A Regression in African Solidarity

Beyond the immediate debate, Mbeki expressed concern about what he sees as a broader deterioration in the spirit of African unity and integration that took hold in the years following South Africa’s democratic transition in 1994. He described the current climate as a step backward from the values that defined the post-apartheid era.

“There is a regression that is taking place,” Mbeki said. “That sense of African integration that we had 25 years ago, I think has receded.”

He was firm in his view that South Africa’s unemployment crisis and other economic pressures cannot be addressed by directing frustration at foreign nationals, arguing that the root causes of poverty and joblessness lie elsewhere and require different solutions.

South Africans Push Back

Mbeki’s remarks have drawn a sharp response from South Africans online, with commentary across social media reflecting a deep frustration with what many describe as a political class that is increasingly removed from the realities faced by ordinary citizens.

The sentiment expressed widely is that appeals to liberation struggle solidarity, however historically valid, do not speak to the day-to-day experience of South Africans who struggle to find employment in their own country. Many have pointed out that the same generation of political leaders who invoke African solidarity also presided over three decades of government during which the structural economic inequalities driving the current tensions were never meaningfully addressed.

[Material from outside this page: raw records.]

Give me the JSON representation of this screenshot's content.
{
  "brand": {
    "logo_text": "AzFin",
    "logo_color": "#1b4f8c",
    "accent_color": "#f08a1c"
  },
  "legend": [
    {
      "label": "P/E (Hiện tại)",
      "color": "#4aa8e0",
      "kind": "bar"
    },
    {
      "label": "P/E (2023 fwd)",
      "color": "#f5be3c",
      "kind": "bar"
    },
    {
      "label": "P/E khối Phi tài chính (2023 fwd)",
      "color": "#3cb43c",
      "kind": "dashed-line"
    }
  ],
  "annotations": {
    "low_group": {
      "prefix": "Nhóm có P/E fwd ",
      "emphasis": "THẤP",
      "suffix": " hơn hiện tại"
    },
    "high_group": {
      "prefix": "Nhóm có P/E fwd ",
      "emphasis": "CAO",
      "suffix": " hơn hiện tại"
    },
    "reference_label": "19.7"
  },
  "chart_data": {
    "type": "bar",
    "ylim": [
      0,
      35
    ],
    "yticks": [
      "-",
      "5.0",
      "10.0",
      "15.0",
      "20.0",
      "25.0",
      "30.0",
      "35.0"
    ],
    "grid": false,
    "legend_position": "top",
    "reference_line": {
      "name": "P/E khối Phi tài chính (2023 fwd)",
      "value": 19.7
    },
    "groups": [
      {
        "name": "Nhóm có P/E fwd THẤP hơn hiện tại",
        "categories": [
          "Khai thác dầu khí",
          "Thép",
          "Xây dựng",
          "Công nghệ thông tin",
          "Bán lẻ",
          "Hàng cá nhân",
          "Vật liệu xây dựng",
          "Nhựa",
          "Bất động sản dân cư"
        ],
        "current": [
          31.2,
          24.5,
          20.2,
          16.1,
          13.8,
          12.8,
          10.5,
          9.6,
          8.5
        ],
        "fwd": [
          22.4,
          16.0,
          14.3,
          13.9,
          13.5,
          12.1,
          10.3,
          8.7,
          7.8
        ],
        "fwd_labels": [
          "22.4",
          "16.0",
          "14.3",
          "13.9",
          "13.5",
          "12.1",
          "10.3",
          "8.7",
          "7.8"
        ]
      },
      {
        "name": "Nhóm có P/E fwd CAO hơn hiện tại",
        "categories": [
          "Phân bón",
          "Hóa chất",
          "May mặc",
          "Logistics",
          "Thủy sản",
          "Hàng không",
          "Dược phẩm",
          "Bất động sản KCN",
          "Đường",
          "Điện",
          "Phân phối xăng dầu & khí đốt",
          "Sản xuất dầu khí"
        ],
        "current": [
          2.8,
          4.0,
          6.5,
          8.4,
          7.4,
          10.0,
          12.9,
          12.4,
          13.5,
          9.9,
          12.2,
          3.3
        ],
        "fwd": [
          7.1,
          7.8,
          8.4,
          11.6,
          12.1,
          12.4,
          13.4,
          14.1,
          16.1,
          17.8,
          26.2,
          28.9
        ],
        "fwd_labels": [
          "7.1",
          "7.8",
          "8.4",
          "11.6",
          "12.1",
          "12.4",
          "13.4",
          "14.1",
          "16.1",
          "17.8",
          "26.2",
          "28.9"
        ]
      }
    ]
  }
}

South Africans online have also drawn a firm distinction between what they say the debate is actually about and how it is being characterised by voices like Mbeki’s. The protests that took place in Johannesburg and Pretoria in recent weeks were, in the view of those who participated, calls for the enforcement of existing South African immigration and labour laws rather than expressions of hostility toward Africans as a group. The characterisation of those calls as anti-African sentiment is one that many South Africans reject directly.

The overarching response to Mbeki’s comments can be summarised simply. South Africans say they are done being lectured about solidarity by politicians who live behind high walls, far from the communities most affected by unemployment, illegal employment practices and the pressures on public services that ordinary people navigate every day.

The Timing

Mbeki’s remarks come against the backdrop of one of the most intense periods of national debate about immigration that South Africa has experienced in years. Ghana recently chartered a government-funded flight to evacuate 300 of its citizens from South Africa citing safety concerns. One person boarded that flight. South Africa’s unemployment rate currently stands at 32.7 percent. Youth unemployment exceeds 45 percent.

For many South Africans, those numbers are the conversation. And they say no amount of historical argument changes what those numbers mean for people trying to survive in the present.

Editors Note The views expressed by South Africans referenced in this article are those of members of the public expressed online and on the ground and do not represent the editorial position of Mzansi Today Live. Mzansi Today Live presents both perspectives in this article in the interest of balanced and complete reporting.